Tuesday, March 13, 2007

Quiet Around Here

[posted by Callimachus]

After 20 years on the night shift, I'm still on the night shift, but now that my wife has gone back to her job after a brief maternity leave, I've added daytime Mr. Mom duties to my schedule. Which means up at 8 a.m., babycare till 4:30 p.m., then directly to work till 12:30 or 1 a.m. It's do-able, but for 20 years I've been doing my personal life after work, then going to bed around dawn and sleeping through the day (except for phone calls, deliveries, noisy motorcycles, etc., etc.).

Now I have to develop the habit of sleeping during the time of day when I've always been most active and alert. To work on that, I've taken two weeks of my vacation now to force myself into a new pattern of life. It means I have been pretty well cut off from the media stream (since I feel like I'm cheating myself when I pay attention to it when I'm not being paid to do so), and from adult thoughts and conversation.

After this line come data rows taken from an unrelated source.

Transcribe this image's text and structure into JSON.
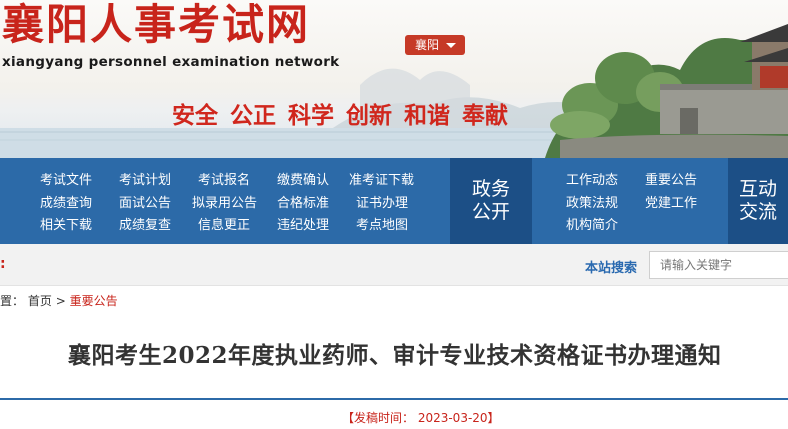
{
  "header": {
    "title": "襄阳人事考试网",
    "subtitle": "xiangyang personnel examination network",
    "city": "襄阳",
    "slogan": "安全  公正  科学  创新  和谐  奉献"
  },
  "nav": {
    "col1": [
      "考试文件",
      "成绩查询",
      "相关下载"
    ],
    "col2": [
      "考试计划",
      "面试公告",
      "成绩复查"
    ],
    "col3": [
      "考试报名",
      "拟录用公告",
      "信息更正"
    ],
    "col4": [
      "缴费确认",
      "合格标准",
      "违纪处理"
    ],
    "col5": [
      "准考证下载",
      "证书办理",
      "考点地图"
    ],
    "block1": [
      "政务",
      "公开"
    ],
    "col6": [
      "工作动态",
      "政策法规",
      "机构简介"
    ],
    "col7": [
      "重要公告",
      "党建工作"
    ],
    "block2": [
      "互动",
      "交流"
    ]
  },
  "search": {
    "label": "本站搜索",
    "placeholder": "请输入关键字"
  },
  "breadcrumb": {
    "prefix": "置：",
    "home": "首页",
    "sep": ">",
    "current": "重要公告"
  },
  "article": {
    "title": "襄阳考生2022年度执业药师、审计专业技术资格证书办理通知",
    "date_text": "【发稿时间： 2023-03-20】"
  },
  "colors": {
    "brand_red": "#c8241b",
    "nav_blue": "#2c6aa8",
    "nav_dark": "#1c4f86"
  }
}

All of which is boring and trivial, but it explains why I haven't had much to say. I could make murmuring repetetive phrases about the reflected lights on the kitchen ceiling, which is what you talk about during the day to a 3-month-old. But I doubt it would do wonders for the traffic here. Or tell stories like this, only slightly altered from the brief conversations that take place when both parents are present and awake:

DOTING PARENTS: Look at that look of concentration in her eyes! She's really developing an inner life and a personality, you can tell. What is she staring at so intently, hunched over like that? Is it the books on the shelf? She'll grow up to be a reader, for sure. She must be at the stage where she's learning object permanence; what else could account for such a hard-working stance and a fixed gaze. It's fascinating to watch her developmental ...

BABY, from the diapered end: craaaaaaaaaap

Reader, on her end, tells me she has her own (and very different) set of busy-ness going on. We're both reager to comment on some of what's happening around the world, and I'm sure it will pick up here again in time.